Беркин и Урсула думали, что Гермиона завершила свою речь, но у нее в горле что-то заклокотало, и она вновь заговорила:

– Лучше им быть кем угодно, чем вырасти искалеченными, искалеченными духовно, искалеченными эмоционально, отброшенными назад, обращенными против себя, не способными… – Гермиона крепко сжала кулак, словно находясь в трансе, – не способными на непроизвольное действие, осмотрительными, отягощенными проблемой выбора, никогда не теряющими головы…

И опять они решили, что речь закончена. Но как только Беркин собрался ответить, Гермиона продолжила свою пылкую речь…

– Никогда не теряющими головы, не выходящими из себя, всегда осмотрительными, всегда помнящими о своем благополучии. Разве есть что-нибудь хуже этого? Да лучше быть животными, простыми животными, лишенными разума, чем такими, такими ничтожествами…

– Неужели ты полагаешь, что именно знание делает нас неживыми и эгоистичными? – спросил он сердито.

Широко раскрыв глаза, Гермиона медленно перевела их на Беркина.

– Да, – ответила она и замолчала, не спуская с него рассеянного взгляда. Затем усталым отрешенным жестом потерла лоб. Этот жест еще больше взбесил Беркина.

– Все дело в разуме, – продолжала Гермиона, – и он несет смерть. – Она медленно подняла на мужчину глаза: – Разве наш разум, – при этих словах непроизвольная конвульсия сотрясла ее тело, – не является нашей смертью? Разве не он разрушает нашу естественность, наши инстинкты? Разве молодые люди в наши дни не становятся мертвецами прежде, чем начинают жить?

– Все потому, что у них слишком мало, а не слишком много разума, – жестко возразил Беркин.

– Ты уверен? – вскричала она. – Я склонна думать иначе. Они чудовищно интеллектуальные, до предела отягощенные сознанием.
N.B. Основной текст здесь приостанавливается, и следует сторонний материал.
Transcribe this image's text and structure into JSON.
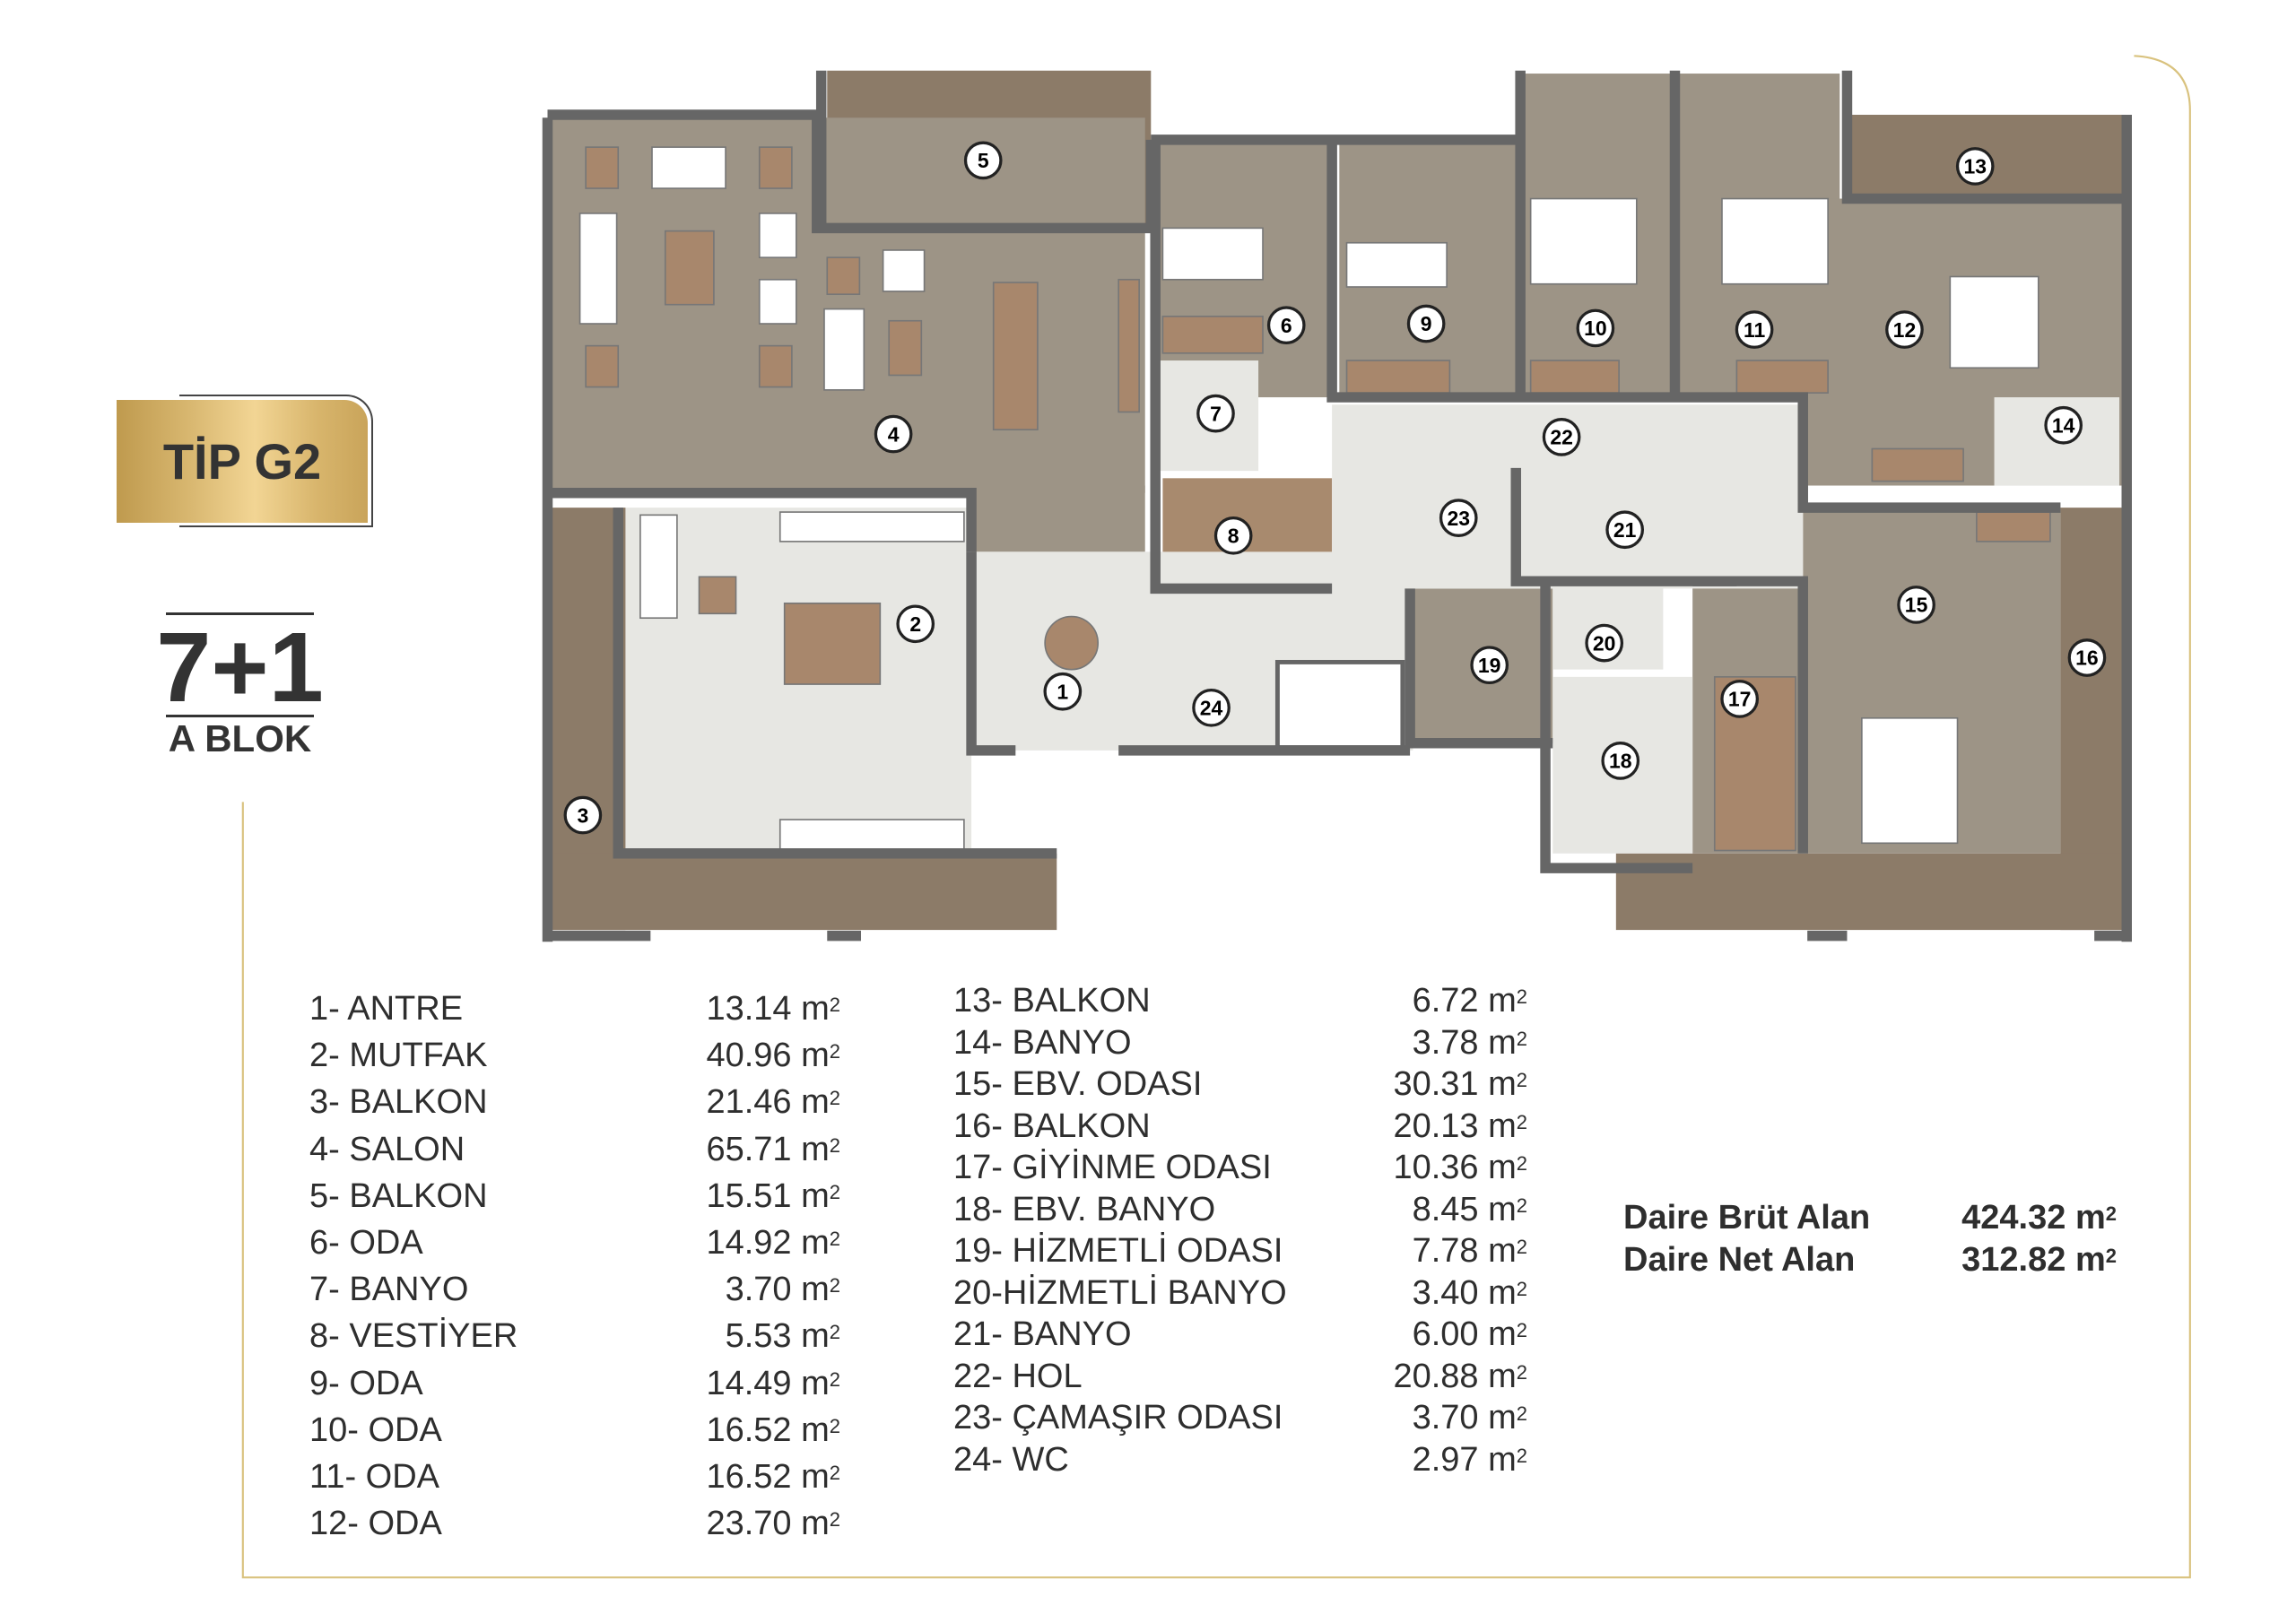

– Да они всего лишь находятся в плену ограниченного набора ложных представлений! – воскликнул он.

Гермиона не обратила никакого внимания на его слова, продолжив свои экстатические вопросы.

– Обретая знания, разве мы не теряем все остальное? – патетически вопрошала она. – Если я знаю все о цветке, разве тем самым я не теряю его, оставляя себе только знание о нем? Разве мы не подменяем реальность ее тенью, а саму жизнь мертвым знанием? И что после этого оно мне дает? Что дает мне все знание мира? Да ничего.

– Это только слова, – сказал Беркин. – Знание для тебя – все. Взять хоть твой анимализм, он лишь в твоей голове. Ты не хочешь быть животным, тебе хочется наблюдать в себе животные инстинкты и умозрительно наслаждаться этим. Это вторично и более ущербно, чем самый узколобый интеллектуализм. Твоя тяга к страстям и животным инстинктам – не что иное, как самая последняя и худшая форма интеллектуализма. Ты жаждешь испытать страсти и животные инстинкты, но только умозрительно, в сознании. Все свершается в твоей голове, в твоей черепной коробке. Но ты не хочешь знать, что происходит на самом деле, ты предпочитаешь обманывать себя, что вполне соответствует твоей натуре.

Гермиона перенесла его выпад с решительным и злобным выражением лица. Урсула не знала, куда деваться от удивления и стыда. Ненависть этих двух людей друг к другу пугала ее.

– Все это похоже на поведение леди из Шалота, – продолжил Беркин громким, лишенным выражения голосом. Казалось, он обвинял Гермиону перед невидимой аудиторией. – У тебя есть зеркальце, твоя неуемная воля, твоя извечная умозрительность, тесный мирок твоего сознания и ничего, кроме этого. В этом зеркале есть все, что тебе нужно. Но теперь, зайдя в тупик, ты хочешь вернуться назад и уподобиться дикарям, не имеющим никаких знаний. Ты хочешь жить одними ощущениями и «страстями».